Monsieur
                  le curé s'en va. Il quitte ses ouailles comme on dit, pasteur
                  s'écartant du chemin de ses brebis, guide s'éloignant de l'église
                  de ses fidèles ...  
                  Ce n'est pas sa première rupture,
                  bien sûr, mais
                  chacune l'a contraint à se retourner sur la route parcourue
                  depuis son ordination pour tenter de mieux appréhender le
                  parcours nouveau qui lui est proposé. C'est que les temps
                  changent.

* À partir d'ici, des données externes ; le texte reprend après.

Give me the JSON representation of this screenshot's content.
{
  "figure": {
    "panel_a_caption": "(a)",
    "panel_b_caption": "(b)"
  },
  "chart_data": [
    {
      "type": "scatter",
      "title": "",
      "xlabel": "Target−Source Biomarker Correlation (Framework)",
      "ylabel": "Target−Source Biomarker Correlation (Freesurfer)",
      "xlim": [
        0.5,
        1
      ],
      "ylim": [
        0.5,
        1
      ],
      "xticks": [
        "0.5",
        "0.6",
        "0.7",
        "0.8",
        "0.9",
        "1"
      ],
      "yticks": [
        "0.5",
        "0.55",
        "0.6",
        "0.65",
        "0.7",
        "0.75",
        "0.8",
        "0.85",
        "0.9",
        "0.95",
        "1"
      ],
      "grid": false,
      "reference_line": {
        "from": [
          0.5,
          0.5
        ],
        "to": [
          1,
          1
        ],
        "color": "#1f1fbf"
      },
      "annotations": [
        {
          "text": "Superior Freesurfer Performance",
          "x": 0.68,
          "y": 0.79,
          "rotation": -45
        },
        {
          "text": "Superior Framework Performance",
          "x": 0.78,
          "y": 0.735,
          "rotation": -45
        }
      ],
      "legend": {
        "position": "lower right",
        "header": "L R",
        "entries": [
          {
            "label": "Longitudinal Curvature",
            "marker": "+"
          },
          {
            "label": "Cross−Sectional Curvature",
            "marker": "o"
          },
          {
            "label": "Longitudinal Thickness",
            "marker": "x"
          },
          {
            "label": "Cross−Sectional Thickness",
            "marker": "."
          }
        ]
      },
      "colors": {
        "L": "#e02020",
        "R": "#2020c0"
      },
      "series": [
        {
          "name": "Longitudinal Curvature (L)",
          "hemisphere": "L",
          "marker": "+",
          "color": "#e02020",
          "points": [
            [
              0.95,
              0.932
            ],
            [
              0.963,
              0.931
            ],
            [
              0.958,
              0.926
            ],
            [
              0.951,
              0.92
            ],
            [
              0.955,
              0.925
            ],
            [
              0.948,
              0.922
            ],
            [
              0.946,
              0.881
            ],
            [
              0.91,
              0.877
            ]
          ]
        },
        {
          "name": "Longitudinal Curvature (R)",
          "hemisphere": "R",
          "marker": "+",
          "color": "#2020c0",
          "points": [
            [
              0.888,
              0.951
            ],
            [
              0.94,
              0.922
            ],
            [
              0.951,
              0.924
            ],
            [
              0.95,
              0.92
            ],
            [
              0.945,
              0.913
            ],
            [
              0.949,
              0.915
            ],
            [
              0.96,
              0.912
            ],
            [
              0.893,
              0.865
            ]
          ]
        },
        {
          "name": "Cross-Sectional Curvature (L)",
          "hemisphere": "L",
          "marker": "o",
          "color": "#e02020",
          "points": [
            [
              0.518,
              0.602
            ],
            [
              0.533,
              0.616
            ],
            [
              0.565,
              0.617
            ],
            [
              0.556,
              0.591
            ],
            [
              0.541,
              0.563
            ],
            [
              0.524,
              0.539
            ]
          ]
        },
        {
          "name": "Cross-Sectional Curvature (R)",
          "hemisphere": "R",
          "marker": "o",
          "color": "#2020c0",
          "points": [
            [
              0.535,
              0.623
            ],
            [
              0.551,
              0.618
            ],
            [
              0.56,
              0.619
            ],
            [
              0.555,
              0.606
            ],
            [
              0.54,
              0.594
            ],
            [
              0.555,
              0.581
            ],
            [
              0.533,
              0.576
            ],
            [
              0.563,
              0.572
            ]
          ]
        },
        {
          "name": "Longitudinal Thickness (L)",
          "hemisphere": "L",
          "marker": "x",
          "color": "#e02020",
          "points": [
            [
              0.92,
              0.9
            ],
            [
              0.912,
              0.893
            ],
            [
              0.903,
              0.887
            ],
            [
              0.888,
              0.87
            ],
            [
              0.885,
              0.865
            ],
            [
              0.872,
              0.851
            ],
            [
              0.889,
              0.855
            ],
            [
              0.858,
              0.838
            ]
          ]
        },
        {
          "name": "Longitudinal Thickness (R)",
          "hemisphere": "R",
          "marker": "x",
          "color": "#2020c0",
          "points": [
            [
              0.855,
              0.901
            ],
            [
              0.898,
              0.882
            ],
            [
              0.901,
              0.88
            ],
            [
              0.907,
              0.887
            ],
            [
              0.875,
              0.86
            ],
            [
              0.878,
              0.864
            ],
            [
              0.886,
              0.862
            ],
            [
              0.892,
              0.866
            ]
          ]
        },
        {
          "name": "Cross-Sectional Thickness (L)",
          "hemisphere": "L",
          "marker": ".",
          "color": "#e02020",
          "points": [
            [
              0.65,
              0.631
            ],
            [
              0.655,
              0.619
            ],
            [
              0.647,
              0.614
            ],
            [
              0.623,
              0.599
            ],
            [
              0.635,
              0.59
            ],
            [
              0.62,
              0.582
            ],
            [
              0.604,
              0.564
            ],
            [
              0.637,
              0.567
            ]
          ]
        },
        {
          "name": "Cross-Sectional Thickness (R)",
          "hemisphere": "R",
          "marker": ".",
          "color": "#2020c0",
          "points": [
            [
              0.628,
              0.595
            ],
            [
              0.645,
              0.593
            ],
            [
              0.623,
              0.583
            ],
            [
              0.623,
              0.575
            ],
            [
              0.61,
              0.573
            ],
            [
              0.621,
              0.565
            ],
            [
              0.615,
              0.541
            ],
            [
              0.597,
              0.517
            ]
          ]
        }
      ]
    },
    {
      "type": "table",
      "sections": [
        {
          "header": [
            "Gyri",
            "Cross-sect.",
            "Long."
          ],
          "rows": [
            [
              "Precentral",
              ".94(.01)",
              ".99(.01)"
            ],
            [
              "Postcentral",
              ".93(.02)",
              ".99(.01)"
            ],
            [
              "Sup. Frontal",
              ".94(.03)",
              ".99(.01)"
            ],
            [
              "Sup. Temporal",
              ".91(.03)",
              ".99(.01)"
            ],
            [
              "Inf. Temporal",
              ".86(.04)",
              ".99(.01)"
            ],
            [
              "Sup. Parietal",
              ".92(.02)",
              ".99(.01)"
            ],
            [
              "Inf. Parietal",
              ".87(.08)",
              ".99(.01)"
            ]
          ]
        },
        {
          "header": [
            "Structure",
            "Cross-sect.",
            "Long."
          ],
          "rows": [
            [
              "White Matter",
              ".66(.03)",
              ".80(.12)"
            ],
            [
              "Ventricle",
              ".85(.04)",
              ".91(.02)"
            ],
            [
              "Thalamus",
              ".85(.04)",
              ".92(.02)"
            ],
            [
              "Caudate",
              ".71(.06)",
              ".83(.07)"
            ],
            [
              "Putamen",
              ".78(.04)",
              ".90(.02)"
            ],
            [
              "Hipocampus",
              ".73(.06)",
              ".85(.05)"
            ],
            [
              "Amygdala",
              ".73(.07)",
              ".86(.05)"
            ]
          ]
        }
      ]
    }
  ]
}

Pas les gens sans doute, non, mais leurs pratiques
                  dans le vent des modes occidentales. Les nantis de l'après-guerre
                  ont délaissé progressivement le Dieu de leurs aînés pour des
                  dieux plus consommables ; les libérés de 68 ont transmuté leurs
                  angoisses métaphysiques en angoisses tout court. Le territoire
                  de la paroisse s'est agrandi dans le même temps que ses églises
                  se vidaient et que les prêtres se faisaient rares. Nostalgie
                  ... Regrets aussi. Regrets de devoir quitter un environnement,
                  une paroisse, des hommes et des femmes, des âmes qu'il a mis
                  tant de temps à approcher pour une compréhension
                  jamais close.  
                Pourtant,
                monsieur le curé s'en va pour quelque part, vers d'autres gens,
                vers d'autres ouailles. Sans l'impétuosité de ses jeunes années
                sans doute, mais avec toute la sagesse acquise au cours de quelques
                décennies d'écoute et de service. Déjà, ses paroissiens l'attendent
                dans sa nouvelle terra pas tout à fait incognita. Monsieur le
                curé s'en vient ; bienvenue monsieur le curé ...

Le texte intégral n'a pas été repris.